I was addicted to organic, fair-trade coffee, and he brewed the best espresso on the Upper West Side.
“Girl, you know I love you, but if I were a real bartender, I would have cut you off weeks ago. Do you have any idea how much you spend here?” I appreciated his concern, but I was in a hurry for class and he was taking his sweet time topping off my latte and counting my change.
“Ant, just gimme the cup and I won’t tell Madge about those ‘missing’ double-fudge brownies in your handbag.”
The quarter and penny slapped against the stack of “Perks” cards sitting in my wallet. In addition to Anthony’s cafe of employment, I held Coffee Club cards from Whole Foods, a local deli, and another small NYC gourmet coffee chain. Each were one stamp away from my free cup. None were a first-time membership.
I quickly did the math. Ant was right to be embarrassed for me — I was spending, on average, $12 a day for coffee. When I measured my monthly caffeine expenditure against my monthly college student income, I understood why I no longer had a shoe fund.
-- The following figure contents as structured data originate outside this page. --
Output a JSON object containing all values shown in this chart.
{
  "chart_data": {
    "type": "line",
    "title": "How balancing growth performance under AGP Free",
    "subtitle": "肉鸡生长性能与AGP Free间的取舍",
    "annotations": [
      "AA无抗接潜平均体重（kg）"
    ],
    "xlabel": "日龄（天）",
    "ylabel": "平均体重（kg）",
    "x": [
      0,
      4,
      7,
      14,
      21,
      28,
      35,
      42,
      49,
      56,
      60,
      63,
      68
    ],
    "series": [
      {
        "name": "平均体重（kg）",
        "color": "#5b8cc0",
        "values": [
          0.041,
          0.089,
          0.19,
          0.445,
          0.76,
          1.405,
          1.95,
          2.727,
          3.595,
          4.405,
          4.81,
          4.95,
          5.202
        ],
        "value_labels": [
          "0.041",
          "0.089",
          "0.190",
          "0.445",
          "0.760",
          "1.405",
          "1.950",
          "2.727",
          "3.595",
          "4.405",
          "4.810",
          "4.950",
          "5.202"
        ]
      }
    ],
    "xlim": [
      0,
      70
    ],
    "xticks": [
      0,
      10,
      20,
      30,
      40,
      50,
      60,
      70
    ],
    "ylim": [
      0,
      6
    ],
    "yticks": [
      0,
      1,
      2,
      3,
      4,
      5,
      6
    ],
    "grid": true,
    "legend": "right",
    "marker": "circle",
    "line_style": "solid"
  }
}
It was time to seek help.
Luckily for me, this economic epiphany coincided with a home-sale at Bloomingdale’s. Rather than quit the bean cold-turkey, I decided to reinvest my coffee stocks.
I bounced home from the Lexington Avenue department store with a french press, a DeLonghi espresso machine with built-in milk frother, a pound of course-ground medium roast, and a can of Lavazza espresso. I was out about $250, but had enough supplies to get me through 3 months of caffeine consumption. Despite accumulating some credit card debt, in the long haul, I was scheduled to come out ahead.
I knew Anthony was going to miss me, but Gary, the shoe guy at Saks, was glad to finally have me back.